You borrow money to meet all of the bills and the mortgage, plus your added childcare costs for the 7 year old.
You live apart for a while.

After things settle down,
She agrees to 50/50 Equitable Distribution and you sell the house.
She agrees to 50/50 permanent custody.
She gets a job.

Not good scenario
If she won’t agree, then

You will have to sue for temporary custody. If she has been the primary caregiver and wants to fight for full custody, watch out. She will want as much custody as possible because it increases the CS amount substantially. The calculator on this site is good.

She will sue for Post-Separation Support, which is temporary alimony. Figure on anywhere from 1/4 to 1/2 your GROSS monthly income.

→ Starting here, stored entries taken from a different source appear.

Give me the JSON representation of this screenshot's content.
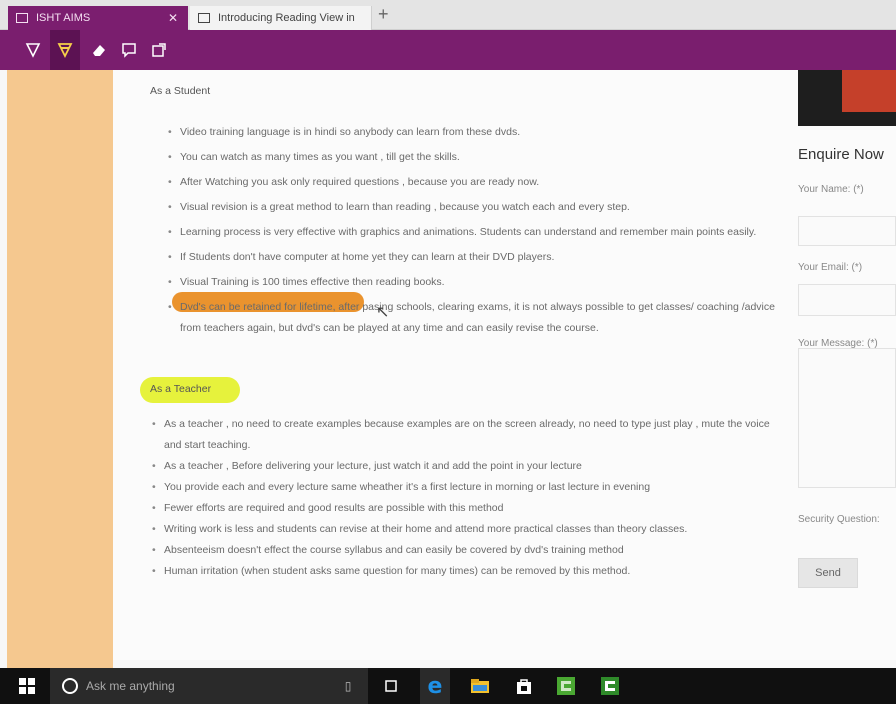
{
  "browser": {
    "tabs": [
      {
        "title": "ISHT AIMS",
        "active": true
      },
      {
        "title": "Introducing Reading View in",
        "active": false
      }
    ],
    "close_glyph": "✕",
    "newtab_glyph": "+"
  },
  "toolbar": {
    "tools": [
      "pen-icon",
      "highlighter-icon",
      "eraser-icon",
      "comment-icon",
      "clip-icon"
    ],
    "color": "#7a1e6e"
  },
  "article": {
    "student_heading": "As a Student",
    "student_points": [
      "Video training language is in hindi so anybody can learn from these dvds.",
      "You can watch as many times as you want , till get the skills.",
      "After Watching you ask only required questions , because you are ready now.",
      "Visual revision is a great method to learn than reading , because you watch each and every step.",
      "Learning process is very effective with graphics and animations. Students can understand and remember main points easily.",
      "If Students don't have computer at home yet they can learn at their DVD players.",
      "Visual Training is 100 times effective then reading books.",
      "Dvd's can be retained for lifetime, after pasing schools, clearing exams, it is not always possible to get classes/ coaching /advice from teachers again, but dvd's can be played at any time and can easily revise the course."
    ],
    "teacher_heading": "As a Teacher",
    "teacher_points": [
      "As a teacher , no need to create examples because examples are on the screen already, no need to type just play , mute the voice and start teaching.",
      "As a teacher , Before delivering your lecture, just watch it and add the point in your lecture",
      "You provide each and every lecture same wheather it's a first lecture in morning or last lecture in evening",
      "Fewer efforts are required and good results are possible with this method",
      "Writing work is less and students can revise at their home and attend more practical classes than theory classes.",
      "Absenteeism doesn't effect the course syllabus and can easily be covered by dvd's training method",
      "Human irritation (when student asks same question for many times) can be removed by this method."
    ]
  },
  "sidebar": {
    "enquire_title": "Enquire Now",
    "name_label": "Your Name: (*)",
    "email_label": "Your Email: (*)",
    "message_label": "Your Message: (*)",
    "security_label": "Security Question:",
    "send_label": "Send"
  },
  "taskbar": {
    "search_placeholder": "Ask me anything",
    "apps": [
      "windows-start-icon",
      "mic-icon",
      "task-view-icon",
      "edge-icon",
      "file-explorer-icon",
      "store-icon",
      "camtasia-icon",
      "camtasia-recorder-icon"
    ]
  },
  "colors": {
    "tab_active": "#7b1e6f",
    "left_panel": "#f5c88f",
    "highlight_yellow": "#e6f23c",
    "highlight_orange": "#e88a1c",
    "edge_blue": "#1e90e6"
  }
}
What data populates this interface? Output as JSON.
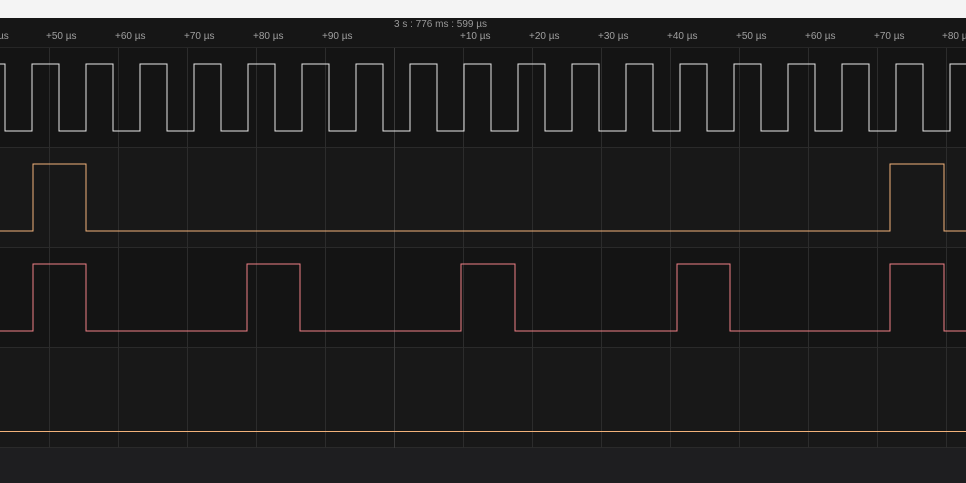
{
  "window": {
    "topbar": ""
  },
  "ruler": {
    "center_time": "3 s : 776 ms : 599 µs",
    "ticks": [
      {
        "label": "µs"
      },
      {
        "label": "+50 µs"
      },
      {
        "label": "+60 µs"
      },
      {
        "label": "+70 µs"
      },
      {
        "label": "+80 µs"
      },
      {
        "label": "+90 µs"
      },
      {
        "label": "+10 µs"
      },
      {
        "label": "+20 µs"
      },
      {
        "label": "+30 µs"
      },
      {
        "label": "+40 µs"
      },
      {
        "label": "+50 µs"
      },
      {
        "label": "+60 µs"
      },
      {
        "label": "+70 µs"
      },
      {
        "label": "+80 µs"
      }
    ]
  },
  "channels": [
    {
      "name": "",
      "color": "#e8e8e8"
    },
    {
      "name": "",
      "color": "#f2b27a"
    },
    {
      "name": "",
      "color": "#f07f86"
    },
    {
      "name": "",
      "color": "#f2b27a"
    }
  ]
}
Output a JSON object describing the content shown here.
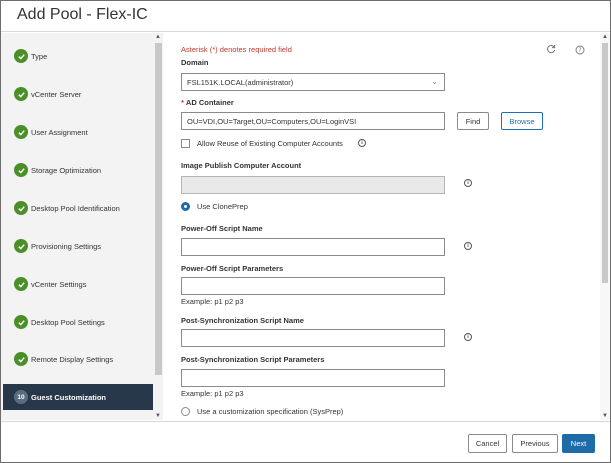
{
  "dialog": {
    "title": "Add Pool - Flex-IC"
  },
  "steps": [
    {
      "label": "Type",
      "status": "complete"
    },
    {
      "label": "vCenter Server",
      "status": "complete"
    },
    {
      "label": "User Assignment",
      "status": "complete"
    },
    {
      "label": "Storage Optimization",
      "status": "complete"
    },
    {
      "label": "Desktop Pool Identification",
      "status": "complete"
    },
    {
      "label": "Provisioning Settings",
      "status": "complete"
    },
    {
      "label": "vCenter Settings",
      "status": "complete"
    },
    {
      "label": "Desktop Pool Settings",
      "status": "complete"
    },
    {
      "label": "Remote Display Settings",
      "status": "complete"
    },
    {
      "label": "Guest Customization",
      "number": "10",
      "status": "active"
    }
  ],
  "form": {
    "required_note": "Asterisk (*) denotes required field",
    "domain_label": "Domain",
    "domain_value": "FSL151K.LOCAL(administrator)",
    "ad_container_label": "AD Container",
    "ad_container_required": "*",
    "ad_container_value": "OU=VDI,OU=Target,OU=Computers,OU=LoginVSI",
    "find_button": "Find",
    "browse_button": "Browse",
    "allow_reuse_label": "Allow Reuse of Existing Computer Accounts",
    "allow_reuse_checked": false,
    "image_publish_label": "Image Publish Computer Account",
    "image_publish_value": "",
    "use_cloneprep_label": "Use ClonePrep",
    "use_cloneprep_selected": true,
    "poweroff_script_name_label": "Power-Off Script Name",
    "poweroff_script_name_value": "",
    "poweroff_script_params_label": "Power-Off Script Parameters",
    "poweroff_script_params_value": "",
    "poweroff_example": "Example: p1 p2 p3",
    "postsync_script_name_label": "Post-Synchronization Script Name",
    "postsync_script_name_value": "",
    "postsync_script_params_label": "Post-Synchronization Script Parameters",
    "postsync_script_params_value": "",
    "postsync_example": "Example: p1 p2 p3",
    "use_sysprep_label": "Use a customization specification (SysPrep)",
    "use_sysprep_selected": false
  },
  "footer": {
    "cancel_label": "Cancel",
    "previous_label": "Previous",
    "next_label": "Next"
  },
  "icons": {
    "step_complete": "check-circle-icon",
    "refresh": "refresh-icon",
    "help": "help-icon",
    "info": "info-icon"
  },
  "colors": {
    "accent": "#1d6ca8",
    "complete": "#4b8f29",
    "active_step_bg": "#26384a",
    "required": "#c0392b"
  }
}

She will sue to get you to pay her attorney’s fees since you make more money. I don’t know what the general rule of thumb is for these in a supporting/dependent spouse situation. I’m about to find out.

That will set up the temporary situation.

On to the permanent actions.

You will have to sue for ED in order to divide up assets, as the lawyer said. For the kids, the court is not likely to force a sale of the house anytime soon, I imagine. The only benefit to you to complete ED is that you won’t have to pay a mortgage. Otherwise, take your joint retirement and split it. Oh, and don’t worry about splitting up any cash savings, because you won’t have any. Two years ago I had over $40K in liquid savings- now I have $0.

You will have to deal with permanent custody, if that is contested.
I have had to fight to get 40/60 temporary custody.

You have no idea how expensive this is going to get if she is going to fight every step of the way. I have hard evidence of marital fault on her part. She moved out of the marital residence after breaking of reconciliation. But, I am out $20,000 so far in legal costs, am paying 1/4 my gross in PSS, am paying 1/4 my net in CS, paying the mortgage and all bills, etc. My STBXW has almost $100K in inherited cash that she doesn’t have to touch for daily living expenses. I have nothing left. I’m running a deficit in the thousands each month. Though I have 40% custody, my wife is not expected to work by the court, though she has a professional masters’ degree.


I’m sure your wife is difficult. My advice, though, is to take $20,000 and use it to try to repair your marriage. It’ll be cheaper in the long run. It can be that your marriage is beyond repair. It will still be cheaper to try to bring it up from the ashes, and better for your kids.